The Texas garter snake (Thamnophis sirtalis annectens) is a subspecies of the common garter snake (T. sirtalis). The subspecies, which belongs to the subfamily Natricinae of the family Colubridae, is native to the western United States.

==Geographic range==
The Texas garter snake is found predominantly in central Texas, with disjunct populations in southwestern Kansas and western Oklahoma.

==Habitat==
The Texas garter snake is a terrestrial species. It is uncommon, even in its central Texas range, and seldom found in large numbers. It can be found in a wide range of habitats, but is usually close to a water source. It has typically been found in stream-side vegetation or in damp soil near bodies of water.

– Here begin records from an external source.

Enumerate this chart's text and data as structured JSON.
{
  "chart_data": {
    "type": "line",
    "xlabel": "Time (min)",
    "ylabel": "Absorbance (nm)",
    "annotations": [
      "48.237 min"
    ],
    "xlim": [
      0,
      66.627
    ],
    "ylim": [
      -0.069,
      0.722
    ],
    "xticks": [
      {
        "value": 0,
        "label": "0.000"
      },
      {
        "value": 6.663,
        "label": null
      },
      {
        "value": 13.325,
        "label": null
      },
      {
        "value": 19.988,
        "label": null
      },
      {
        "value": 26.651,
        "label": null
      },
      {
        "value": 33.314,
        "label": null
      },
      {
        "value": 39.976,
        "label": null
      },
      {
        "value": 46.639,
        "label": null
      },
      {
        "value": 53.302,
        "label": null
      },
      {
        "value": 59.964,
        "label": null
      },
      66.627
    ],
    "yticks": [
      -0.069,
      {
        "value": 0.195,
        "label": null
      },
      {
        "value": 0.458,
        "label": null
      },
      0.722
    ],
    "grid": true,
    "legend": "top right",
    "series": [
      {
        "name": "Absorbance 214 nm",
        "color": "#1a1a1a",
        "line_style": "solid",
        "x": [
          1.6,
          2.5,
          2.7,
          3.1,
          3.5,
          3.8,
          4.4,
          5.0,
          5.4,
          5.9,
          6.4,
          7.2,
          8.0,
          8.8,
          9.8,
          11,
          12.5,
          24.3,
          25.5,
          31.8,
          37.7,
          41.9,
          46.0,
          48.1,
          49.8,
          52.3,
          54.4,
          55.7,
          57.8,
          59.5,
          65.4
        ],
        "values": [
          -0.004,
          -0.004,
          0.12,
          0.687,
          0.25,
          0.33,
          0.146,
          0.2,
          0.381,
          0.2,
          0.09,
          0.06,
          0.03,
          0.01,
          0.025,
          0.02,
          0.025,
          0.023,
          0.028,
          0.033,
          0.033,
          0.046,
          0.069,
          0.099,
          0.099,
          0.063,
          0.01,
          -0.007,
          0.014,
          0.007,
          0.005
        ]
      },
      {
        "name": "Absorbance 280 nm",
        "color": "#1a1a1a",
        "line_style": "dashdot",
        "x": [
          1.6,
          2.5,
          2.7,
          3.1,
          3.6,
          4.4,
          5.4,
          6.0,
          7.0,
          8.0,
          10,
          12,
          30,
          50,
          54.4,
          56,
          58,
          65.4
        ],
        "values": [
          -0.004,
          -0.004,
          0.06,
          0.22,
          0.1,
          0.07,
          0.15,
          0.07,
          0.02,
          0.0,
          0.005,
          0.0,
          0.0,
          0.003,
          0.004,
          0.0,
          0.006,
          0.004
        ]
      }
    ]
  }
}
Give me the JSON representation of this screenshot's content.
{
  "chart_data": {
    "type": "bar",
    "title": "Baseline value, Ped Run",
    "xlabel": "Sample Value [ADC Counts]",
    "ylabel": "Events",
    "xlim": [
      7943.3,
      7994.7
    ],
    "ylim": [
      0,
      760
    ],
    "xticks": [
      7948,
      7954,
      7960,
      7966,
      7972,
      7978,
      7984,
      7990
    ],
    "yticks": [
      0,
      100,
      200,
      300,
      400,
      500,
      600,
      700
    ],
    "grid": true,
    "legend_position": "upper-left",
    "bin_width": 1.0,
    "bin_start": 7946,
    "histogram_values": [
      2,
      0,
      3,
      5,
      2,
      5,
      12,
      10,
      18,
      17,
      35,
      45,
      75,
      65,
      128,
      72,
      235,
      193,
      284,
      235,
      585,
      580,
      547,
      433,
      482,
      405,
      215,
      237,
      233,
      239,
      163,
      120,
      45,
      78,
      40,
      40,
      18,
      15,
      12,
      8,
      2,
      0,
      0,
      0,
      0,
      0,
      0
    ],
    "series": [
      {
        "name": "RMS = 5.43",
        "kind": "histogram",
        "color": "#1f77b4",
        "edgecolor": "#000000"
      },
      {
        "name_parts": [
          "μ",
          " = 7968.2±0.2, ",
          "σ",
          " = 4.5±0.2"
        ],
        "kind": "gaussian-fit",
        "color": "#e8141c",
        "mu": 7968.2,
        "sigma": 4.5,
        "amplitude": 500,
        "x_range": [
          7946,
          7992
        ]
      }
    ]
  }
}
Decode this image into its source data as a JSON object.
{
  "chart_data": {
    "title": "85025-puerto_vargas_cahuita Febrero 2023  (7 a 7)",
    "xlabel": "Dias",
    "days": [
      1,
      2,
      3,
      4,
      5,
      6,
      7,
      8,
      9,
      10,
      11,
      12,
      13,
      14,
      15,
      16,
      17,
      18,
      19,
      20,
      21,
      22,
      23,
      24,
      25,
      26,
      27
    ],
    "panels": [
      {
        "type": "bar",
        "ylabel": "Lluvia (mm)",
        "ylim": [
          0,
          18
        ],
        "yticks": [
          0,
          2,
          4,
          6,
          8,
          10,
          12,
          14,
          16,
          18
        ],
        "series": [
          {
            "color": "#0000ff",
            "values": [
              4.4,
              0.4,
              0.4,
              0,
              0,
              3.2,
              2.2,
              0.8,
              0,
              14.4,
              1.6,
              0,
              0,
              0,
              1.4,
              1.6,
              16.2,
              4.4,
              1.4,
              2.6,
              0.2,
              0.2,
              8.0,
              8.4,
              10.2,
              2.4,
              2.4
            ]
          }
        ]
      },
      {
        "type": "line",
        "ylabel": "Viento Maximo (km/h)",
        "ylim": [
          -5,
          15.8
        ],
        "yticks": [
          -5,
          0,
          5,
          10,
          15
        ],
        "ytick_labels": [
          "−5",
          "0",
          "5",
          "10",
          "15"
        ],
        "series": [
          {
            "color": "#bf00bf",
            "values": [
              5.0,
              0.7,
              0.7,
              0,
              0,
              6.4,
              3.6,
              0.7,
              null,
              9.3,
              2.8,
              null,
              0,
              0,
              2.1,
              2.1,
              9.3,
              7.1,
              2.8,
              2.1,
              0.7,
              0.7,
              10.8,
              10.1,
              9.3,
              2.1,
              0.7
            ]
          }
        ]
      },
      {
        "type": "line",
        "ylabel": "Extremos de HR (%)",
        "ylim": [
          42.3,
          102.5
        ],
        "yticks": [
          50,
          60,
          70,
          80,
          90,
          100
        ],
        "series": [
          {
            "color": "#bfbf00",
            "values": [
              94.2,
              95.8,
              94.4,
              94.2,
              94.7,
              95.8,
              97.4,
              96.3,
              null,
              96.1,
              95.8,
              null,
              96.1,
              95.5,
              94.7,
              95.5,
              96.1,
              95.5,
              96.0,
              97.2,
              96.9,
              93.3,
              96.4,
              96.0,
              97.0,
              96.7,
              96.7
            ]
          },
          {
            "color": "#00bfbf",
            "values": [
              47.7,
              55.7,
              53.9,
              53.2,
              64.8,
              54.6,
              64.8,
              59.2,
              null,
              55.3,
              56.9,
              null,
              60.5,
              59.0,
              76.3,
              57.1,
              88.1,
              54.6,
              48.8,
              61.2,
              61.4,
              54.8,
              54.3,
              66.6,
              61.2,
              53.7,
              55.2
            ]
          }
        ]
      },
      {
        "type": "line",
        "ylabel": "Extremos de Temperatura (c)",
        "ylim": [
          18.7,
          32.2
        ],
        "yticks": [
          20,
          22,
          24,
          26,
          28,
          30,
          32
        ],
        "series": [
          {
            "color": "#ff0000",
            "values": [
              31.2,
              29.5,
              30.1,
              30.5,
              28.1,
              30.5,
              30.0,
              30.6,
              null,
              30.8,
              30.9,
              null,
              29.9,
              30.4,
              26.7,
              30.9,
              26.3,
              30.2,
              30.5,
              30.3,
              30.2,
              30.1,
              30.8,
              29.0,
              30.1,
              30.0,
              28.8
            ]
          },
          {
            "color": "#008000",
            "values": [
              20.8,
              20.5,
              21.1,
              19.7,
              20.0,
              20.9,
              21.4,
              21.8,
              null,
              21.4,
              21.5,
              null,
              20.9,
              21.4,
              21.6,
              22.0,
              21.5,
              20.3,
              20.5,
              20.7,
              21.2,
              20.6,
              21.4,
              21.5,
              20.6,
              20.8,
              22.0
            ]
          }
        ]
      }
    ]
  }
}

It can be found under objects like old metal or wood, under ground, and in plants.

==Description==
The Texas garter snake has a greenish-black back with a distinctive bright-orange or red stripe down the center, and yellowish stripes on either side of the body that extend through the second, third, and fourth rows of dorsal scales above the belly plates. Adults range in total length (including tail) from 38 to 71 cm.

==Defense==
The Texas garter snake is generally not aggressive, although younger specimens have been known to strike when cornered. If handled, it will often flail about wildly to try to escape and release a foul-smelling musk from its cloaca.